There are many who will say the fact that some people will pay these Champions League final ticket prices proves that they are not overpriced. Those who defend price gouging will always say that people do not have to pay; they can stay away. Again, this is thinking derived from the commodification of football, seeing everything through a financial lens, as though it is really just an extension of the retail experience. And in that exclusive perception, the real value of the game is lost. And that loss unpicks yet another seam holding the fabric of football and indeed society together. It condemns us further to a Lord of the Flies economy where you grab what you can and sod the rest.

Football isn’t a product the way something is in a shop. There is no other Champions League final game between Spurs and Liverpool to buy. Market forces are not driving prices up or down because, in effect, this is a monopoly. There can be no market competition. Therefore the ticket prices are not set by the market, like on the high street between purveyors of the same tins of spaghetti hoops. Prices are set in the same way they are set in a central command economy – by the authorities, ironically enough.

Football is our culture, it is our art, it is our community, it is our self-identity, it is an important part of the people’s history. To treat it like it is nothing more or less than a tin of beans in a store is a coldhearted commodification of a community sport, that is offensive and more importantly, very destructive. It has ruined the joy for fans in the last week, it has made them angry and resentful and there is an economic and mental knock-on for the rest of us, in that. And all for what? A bit more money.

And it does not have to be like this. In the same way EasyJet could absolutely choose not to raise the price for flights and are not a slave to the very system that they have created, tickets do not have to be £60-£500. It is a wilful and unnecessary decision to screw a few more quid out of football fans which cannot be excused through the normal outworking of economics. It is a deliberate choice to exploit football fans who come from a country whose average wage is just £27,000 per year who live in a country where ten million households have no savings at all. It’s greedy and it’s nasty.

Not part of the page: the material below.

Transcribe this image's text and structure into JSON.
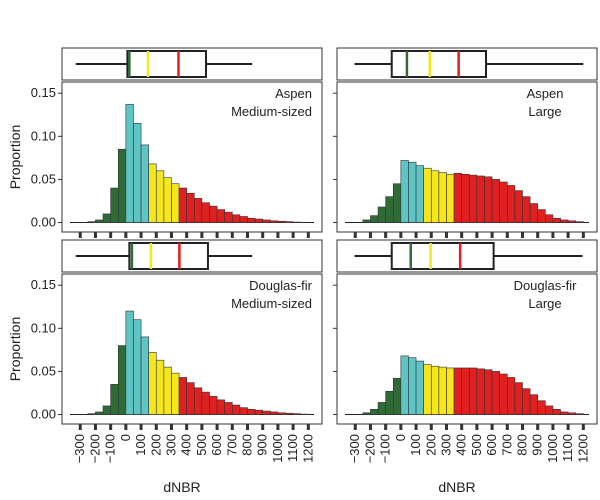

Mark Chapman called this ticket pricing ‘disgusting’ on 5live on Sunday and he was absolutely right. It is disgusting and we should be disgusted by it. We should be morally outraged by it and we should not be afraid to say so. The clubs should be likewise.

In fact either club could have purchased all 16,613 tickets themselves and given them to fans for free. Indeed, they should have. It’d cost them perhaps £3 or £4 million. Indeed, one player at each club on £100,000 per week could have bought them all himself and still had a million or two left over from his annual wages. Or they could’ve split the cost amongst the first-team squad. After all, no fans, no-one watching TV, no big wages: no football. Fan groups’ calls for the clubs to even just subsidise the ticket prices have been rejected by the clubs. This is where it all leads. Everyone is divided up between sellers and buyers, between haves and have nots, between those who know the price and those who know the value.

This ticket and flight pricing scandal perfectly reveals the governing economics of football’s authorities, clubs and indeed of so much of modern life. It is a vicious, ugly beast that dresses itself up as respectable economics but absolutely isn’t. It is profiteering, exploitative and nakedly so, and all this in an industry that, at this level, has money falling from its pockets in a waterfall of green.

How much longer do we have to put up with the lie that anything to do with money and top-flight football is ‘just market forces’? How long is it going having a choke hold on us before we fight back? Maybe it’s time for us to be the real force in the market.